The Navy Yard is slouching back to life under the management of a nonprofit development corporation and its president Andrew Kimball, who runs the operation with a mixture of vision and focused realism. Part capitalist, part preservationist, part urban-policy wonk, Kimball helps businesses make money while at the same time acting as caretaker for a site that is at least partly a museum of itself. Much of his work involves the expensive and unsexy labor of shoring up bulkheads, repairing sewers, smoothing roadways, and stabilizing brittle walls. But Kimball also believes that in the next decade he can double both the number of jobs and the active square footage, and he dreams of creating a 50-acre media-and-entertainment campus that would include the old hospital grounds.

All that could happen. Steiner Studios, the enormous soundstage and back-lot complex that anchors the Yard, has been expanding, and Kimball figures that if he can scrounge up $38 million in public funds, that should leverage another $350 million from Steiner. Meanwhile, the studio is helping Brooklyn College launch a new graduate film school—the only one in the country located on a working movie lot.

We know vanished civilizations by the biggest, brawniest, and most durable buildings they leave behind: Roman stadiums, Egyptian temples, medieval cathedrals, Renaissance châteaux. The last 200 years have bequeathed to us an ungainly legacy of industry, and what we make of that inheritance helps define who we are. At the peak of the machine age, factories were emblems of human might, and artists like Charles Sheeler hymned their majesty and ruthless purpose. Later, the decline of manufacturing in the West gave us a new Gothic landscape, and we have come to savor the poetics of abandonment: silent smokestacks, vaulted basilicas with missing windows, massive brick fortresses, looming silos, weed-mossed trolley tracks, great steel trusses furred with rust.

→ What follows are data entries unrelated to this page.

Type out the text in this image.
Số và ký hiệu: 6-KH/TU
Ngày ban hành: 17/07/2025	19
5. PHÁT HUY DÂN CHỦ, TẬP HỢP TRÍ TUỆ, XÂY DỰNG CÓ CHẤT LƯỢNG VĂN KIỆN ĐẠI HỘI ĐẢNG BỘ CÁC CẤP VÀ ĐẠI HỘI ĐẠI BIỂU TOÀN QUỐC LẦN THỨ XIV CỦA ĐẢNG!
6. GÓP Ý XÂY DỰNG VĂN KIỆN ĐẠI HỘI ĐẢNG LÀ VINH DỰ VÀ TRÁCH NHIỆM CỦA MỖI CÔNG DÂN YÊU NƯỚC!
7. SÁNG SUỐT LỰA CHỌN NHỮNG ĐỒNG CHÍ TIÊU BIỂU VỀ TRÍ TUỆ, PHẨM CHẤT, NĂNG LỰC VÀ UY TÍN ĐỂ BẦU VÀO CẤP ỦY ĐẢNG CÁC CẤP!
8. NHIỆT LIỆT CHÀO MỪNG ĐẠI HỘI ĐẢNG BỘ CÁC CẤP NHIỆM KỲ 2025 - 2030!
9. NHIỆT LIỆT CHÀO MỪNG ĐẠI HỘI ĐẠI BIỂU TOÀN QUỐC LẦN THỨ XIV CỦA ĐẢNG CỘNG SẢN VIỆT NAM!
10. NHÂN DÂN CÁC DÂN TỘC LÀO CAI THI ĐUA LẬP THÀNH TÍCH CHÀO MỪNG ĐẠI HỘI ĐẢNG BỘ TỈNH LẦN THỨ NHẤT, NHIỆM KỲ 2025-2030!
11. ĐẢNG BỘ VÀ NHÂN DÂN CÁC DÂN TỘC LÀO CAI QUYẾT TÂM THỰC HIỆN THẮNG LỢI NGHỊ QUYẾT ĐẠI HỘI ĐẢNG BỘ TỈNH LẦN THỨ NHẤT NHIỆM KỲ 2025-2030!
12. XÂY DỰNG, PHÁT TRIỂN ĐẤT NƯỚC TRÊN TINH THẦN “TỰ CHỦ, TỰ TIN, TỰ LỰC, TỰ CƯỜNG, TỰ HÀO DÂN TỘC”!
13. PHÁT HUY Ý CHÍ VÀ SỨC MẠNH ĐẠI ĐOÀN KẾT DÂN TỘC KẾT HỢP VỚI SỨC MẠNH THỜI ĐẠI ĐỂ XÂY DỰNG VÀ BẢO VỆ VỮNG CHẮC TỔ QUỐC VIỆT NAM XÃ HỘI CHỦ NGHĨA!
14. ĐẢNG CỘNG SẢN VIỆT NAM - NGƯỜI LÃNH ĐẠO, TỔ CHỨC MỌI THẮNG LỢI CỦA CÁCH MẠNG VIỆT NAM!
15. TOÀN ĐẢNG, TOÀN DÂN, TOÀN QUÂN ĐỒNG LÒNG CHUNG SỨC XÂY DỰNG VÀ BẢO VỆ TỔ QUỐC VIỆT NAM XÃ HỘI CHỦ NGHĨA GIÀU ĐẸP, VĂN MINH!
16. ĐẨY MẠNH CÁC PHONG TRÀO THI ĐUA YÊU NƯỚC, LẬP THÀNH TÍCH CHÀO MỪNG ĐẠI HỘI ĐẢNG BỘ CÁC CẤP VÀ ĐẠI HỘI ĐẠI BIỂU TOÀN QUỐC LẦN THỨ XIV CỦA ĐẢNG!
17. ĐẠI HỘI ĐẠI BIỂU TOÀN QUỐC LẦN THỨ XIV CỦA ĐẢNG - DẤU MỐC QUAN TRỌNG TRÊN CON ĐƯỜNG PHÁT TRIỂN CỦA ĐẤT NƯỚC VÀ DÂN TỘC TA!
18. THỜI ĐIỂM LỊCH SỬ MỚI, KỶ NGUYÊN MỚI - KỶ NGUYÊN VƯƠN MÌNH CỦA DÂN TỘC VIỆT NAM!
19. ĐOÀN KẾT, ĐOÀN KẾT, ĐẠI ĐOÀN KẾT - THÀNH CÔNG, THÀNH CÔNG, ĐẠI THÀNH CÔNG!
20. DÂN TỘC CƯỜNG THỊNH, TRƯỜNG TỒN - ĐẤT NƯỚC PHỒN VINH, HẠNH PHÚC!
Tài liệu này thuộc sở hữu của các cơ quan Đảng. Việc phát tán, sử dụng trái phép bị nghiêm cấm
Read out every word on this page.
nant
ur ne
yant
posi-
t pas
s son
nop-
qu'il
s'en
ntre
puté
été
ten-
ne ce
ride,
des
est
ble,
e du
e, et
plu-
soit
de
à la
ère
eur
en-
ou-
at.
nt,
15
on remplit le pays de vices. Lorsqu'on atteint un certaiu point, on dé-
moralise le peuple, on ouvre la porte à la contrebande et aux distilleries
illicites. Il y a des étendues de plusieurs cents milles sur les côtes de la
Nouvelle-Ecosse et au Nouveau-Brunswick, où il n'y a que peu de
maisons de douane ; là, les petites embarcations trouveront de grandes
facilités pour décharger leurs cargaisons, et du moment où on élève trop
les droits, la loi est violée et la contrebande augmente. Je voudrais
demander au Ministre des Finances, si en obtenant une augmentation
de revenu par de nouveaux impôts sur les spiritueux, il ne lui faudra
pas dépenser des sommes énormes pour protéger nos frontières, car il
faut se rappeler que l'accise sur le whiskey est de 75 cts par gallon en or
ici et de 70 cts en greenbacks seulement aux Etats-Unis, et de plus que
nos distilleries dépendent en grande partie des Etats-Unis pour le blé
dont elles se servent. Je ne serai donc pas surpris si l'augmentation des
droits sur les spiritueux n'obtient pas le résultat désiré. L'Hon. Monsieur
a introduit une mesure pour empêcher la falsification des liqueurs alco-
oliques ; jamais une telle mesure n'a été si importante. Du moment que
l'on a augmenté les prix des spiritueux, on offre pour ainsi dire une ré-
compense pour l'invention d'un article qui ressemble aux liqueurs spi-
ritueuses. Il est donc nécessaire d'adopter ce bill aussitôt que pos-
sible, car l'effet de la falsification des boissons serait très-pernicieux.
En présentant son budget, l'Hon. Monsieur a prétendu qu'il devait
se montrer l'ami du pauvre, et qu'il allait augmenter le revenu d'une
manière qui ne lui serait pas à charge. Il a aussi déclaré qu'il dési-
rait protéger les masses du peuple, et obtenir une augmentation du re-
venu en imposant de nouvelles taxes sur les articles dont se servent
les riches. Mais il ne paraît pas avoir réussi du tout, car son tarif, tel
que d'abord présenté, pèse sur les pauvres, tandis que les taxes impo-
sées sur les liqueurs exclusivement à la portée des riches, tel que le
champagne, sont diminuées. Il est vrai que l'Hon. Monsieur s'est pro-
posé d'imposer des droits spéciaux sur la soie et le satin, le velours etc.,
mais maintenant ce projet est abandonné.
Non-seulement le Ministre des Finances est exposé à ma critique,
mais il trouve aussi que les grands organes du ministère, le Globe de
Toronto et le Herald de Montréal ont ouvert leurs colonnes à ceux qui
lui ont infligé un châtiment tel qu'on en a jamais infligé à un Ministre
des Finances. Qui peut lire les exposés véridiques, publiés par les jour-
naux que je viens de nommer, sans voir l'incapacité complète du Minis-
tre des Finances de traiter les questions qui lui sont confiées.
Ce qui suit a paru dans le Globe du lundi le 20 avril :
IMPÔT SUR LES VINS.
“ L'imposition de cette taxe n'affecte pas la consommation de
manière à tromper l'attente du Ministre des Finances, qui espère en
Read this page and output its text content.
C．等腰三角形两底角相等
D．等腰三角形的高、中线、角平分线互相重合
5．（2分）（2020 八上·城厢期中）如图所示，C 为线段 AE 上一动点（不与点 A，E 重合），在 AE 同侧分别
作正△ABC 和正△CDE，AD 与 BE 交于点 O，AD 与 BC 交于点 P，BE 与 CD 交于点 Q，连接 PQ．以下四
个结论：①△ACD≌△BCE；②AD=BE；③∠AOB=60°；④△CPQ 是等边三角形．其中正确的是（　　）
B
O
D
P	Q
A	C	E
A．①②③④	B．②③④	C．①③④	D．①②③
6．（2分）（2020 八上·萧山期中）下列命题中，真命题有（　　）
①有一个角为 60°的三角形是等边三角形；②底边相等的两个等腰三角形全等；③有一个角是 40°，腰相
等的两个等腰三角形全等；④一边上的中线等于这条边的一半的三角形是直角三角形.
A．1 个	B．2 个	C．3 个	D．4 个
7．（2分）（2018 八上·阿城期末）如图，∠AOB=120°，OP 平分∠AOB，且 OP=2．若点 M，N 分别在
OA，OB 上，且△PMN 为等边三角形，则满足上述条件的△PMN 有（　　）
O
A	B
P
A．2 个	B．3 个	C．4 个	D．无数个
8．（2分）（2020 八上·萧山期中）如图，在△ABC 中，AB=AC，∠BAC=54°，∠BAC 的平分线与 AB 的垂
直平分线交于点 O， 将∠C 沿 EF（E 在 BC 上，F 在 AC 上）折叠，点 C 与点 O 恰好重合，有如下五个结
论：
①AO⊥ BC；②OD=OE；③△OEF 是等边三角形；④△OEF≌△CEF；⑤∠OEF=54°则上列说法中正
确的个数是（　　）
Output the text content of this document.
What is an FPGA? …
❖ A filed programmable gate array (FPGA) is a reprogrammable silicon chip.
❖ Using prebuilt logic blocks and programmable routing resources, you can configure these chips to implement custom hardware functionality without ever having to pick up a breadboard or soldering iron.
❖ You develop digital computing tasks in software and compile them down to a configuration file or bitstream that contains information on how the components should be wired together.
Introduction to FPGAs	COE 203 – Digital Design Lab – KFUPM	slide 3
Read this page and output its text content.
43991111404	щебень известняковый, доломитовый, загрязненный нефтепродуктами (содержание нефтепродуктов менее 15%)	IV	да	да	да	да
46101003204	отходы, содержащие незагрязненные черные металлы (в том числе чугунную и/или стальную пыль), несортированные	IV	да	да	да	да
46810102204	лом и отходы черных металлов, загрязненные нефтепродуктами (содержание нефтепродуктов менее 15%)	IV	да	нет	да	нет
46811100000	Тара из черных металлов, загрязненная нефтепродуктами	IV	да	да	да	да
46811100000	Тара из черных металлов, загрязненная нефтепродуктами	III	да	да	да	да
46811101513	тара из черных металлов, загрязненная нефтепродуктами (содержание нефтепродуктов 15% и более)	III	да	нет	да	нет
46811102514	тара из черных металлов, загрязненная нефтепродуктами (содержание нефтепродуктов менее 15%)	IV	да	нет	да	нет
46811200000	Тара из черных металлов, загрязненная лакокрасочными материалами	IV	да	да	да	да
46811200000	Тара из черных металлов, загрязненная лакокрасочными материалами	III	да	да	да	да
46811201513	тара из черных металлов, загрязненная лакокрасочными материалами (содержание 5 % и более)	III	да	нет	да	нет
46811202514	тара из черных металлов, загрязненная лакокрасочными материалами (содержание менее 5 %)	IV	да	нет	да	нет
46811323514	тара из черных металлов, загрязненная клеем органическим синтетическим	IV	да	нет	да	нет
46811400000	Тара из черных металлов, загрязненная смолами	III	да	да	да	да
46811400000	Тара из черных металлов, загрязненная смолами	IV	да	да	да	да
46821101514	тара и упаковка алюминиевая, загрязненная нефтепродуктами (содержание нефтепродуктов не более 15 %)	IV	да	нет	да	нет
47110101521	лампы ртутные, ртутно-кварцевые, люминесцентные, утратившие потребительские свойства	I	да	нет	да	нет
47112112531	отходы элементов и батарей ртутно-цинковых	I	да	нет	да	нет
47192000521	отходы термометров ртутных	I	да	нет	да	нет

At the same time, the word industrial has been trivialized into an aesthetic label, shorthand for restaurants done in polished concrete and brushed steel.

The Navy Yard contains the whole catalogue of lyrical decay. You could see it as a vast and dour still life, murmuring its warnings of ashes to ashes; as an evocative ruin, eloquent of less-than-ancient glories. You might also see it as an aspect of New York’s future. The most visible changes to the waterfront have been the glittery stretches, devoted to vigorous exercise and utter languor. But the city has been shoring up the working waterfront too, convinced that even a postindustrial megalopolis can still nurture shipping, manufacturing, and other olden trades. (The Brooklyn Army Terminal and Industry City, in Sunset Park, are being slowly resuscitated, too.) The Yard’s future depends on entrepreneurs who understand the value of the past—who treat history as a resource rather than an expensive inconvenience. Sure, it’s often easier to tear down a ruin and start again than to fuss over antique stones and steel—but then you might as well just pave a fresh patch of desert in Nevada and build your business there.